Unfortunately, I have a husband who just loves springing surprises on me. Usually involving his arrivals. Either he arrives early or late, but never when I expect him. He has even refined his torture technique to the point that he will, when the mood takes him, pretend to be stuck somewhere miles away, when he is just about to put his key in the lock of the front door.

When we were at university, he would go back to Algeria during the long summer vacation to spend time with his family. University vacations are seemingly endless – three months in summer – so he’d spend a good four weeks in Algiers. I’d usually fill in the time alone by working at a temporary summer job, usually for pressing financial reasons. Even though I had the maximum grant, it still didn’t stretch through the summer.

The first year, I decided to go down to London to stay with my sister in her Pimlico bedsitter. That juxtaposition of the words “Pimlico” and “bedsitter” seems to be a contradiction in terms, doesn’t it? But it was still possible, in the sixties, to live in one of the most sought-after central London locations for just a few pounds a week. I soon found a job with Reader’s Digest in their offices near the Old Bailey and would trek back to Pimlico every evening, sometimes stopping off at a mini-supermarket to buy a few things for supper.

T had been gone for a few weeks and although I was receiving letters on a regular basis, I had no idea when he was due back. I had been moping around with a long face for weeks and was becoming seriously tiresome. Thankfully, however, my sister had the patience of a saint.

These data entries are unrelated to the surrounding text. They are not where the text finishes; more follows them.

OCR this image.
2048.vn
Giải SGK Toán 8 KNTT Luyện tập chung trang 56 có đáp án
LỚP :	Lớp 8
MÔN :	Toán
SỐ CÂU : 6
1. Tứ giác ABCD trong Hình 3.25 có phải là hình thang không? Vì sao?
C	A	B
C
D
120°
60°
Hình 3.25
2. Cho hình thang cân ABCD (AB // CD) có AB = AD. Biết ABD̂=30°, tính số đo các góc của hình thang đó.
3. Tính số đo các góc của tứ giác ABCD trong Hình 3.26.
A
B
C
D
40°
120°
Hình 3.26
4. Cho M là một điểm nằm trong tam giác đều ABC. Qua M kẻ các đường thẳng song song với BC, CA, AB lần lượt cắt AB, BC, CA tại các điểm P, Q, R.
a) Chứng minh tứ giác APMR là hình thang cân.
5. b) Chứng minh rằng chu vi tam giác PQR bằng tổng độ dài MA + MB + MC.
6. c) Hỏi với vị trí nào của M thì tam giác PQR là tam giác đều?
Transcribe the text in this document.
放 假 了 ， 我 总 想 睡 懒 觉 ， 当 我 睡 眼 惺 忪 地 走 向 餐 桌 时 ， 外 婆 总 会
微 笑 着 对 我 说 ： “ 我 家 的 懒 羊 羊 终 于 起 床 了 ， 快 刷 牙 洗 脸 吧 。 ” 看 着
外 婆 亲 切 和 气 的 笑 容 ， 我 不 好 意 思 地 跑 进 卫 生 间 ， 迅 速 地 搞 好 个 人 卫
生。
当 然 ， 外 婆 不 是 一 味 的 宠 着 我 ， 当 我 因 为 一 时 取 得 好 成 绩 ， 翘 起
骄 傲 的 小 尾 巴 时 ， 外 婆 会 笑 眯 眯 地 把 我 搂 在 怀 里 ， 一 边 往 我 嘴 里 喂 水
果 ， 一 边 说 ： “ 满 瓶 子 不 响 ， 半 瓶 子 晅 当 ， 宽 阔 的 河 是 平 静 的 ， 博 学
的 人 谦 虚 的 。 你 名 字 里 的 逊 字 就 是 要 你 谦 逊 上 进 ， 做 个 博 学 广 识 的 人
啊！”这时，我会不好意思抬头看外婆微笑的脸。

One evening, clutching my few purchases in a brown paper bag, I trailed up the three flights of stairs to my sister’s bedsitter and heard the sound of the radio on the other side of the closed door. My first thought was that she had been taken ill and had decided to come home to sleep it off. Even when I pushed the door open, finding it unlocked, and saw a large suitcase standing there, I didn’t catch on.  It was only when T leapt out from under the bedcovers where he had been hiding in anticipation of my arrival, did I react, and only then after a few seconds of goggling like a landed fish at the expanse of tanned skin and the wide grin on display.

He did exactly the same thing the following year. I had decided to stay in Sheffield during the summer and had found a job at the Yorkshire Electricity Board offices to pay the rent on my shared flat. One evening, one of the other Algerian students, a Kabyle called Chérif, he of the impossibly beautiful face and the long, curled eyelashes, and his girlfriend, took pity on me, inviting me over to their place for supper. I can still remember the menu. It was garlic veal and potatoes, cooked in the same pot.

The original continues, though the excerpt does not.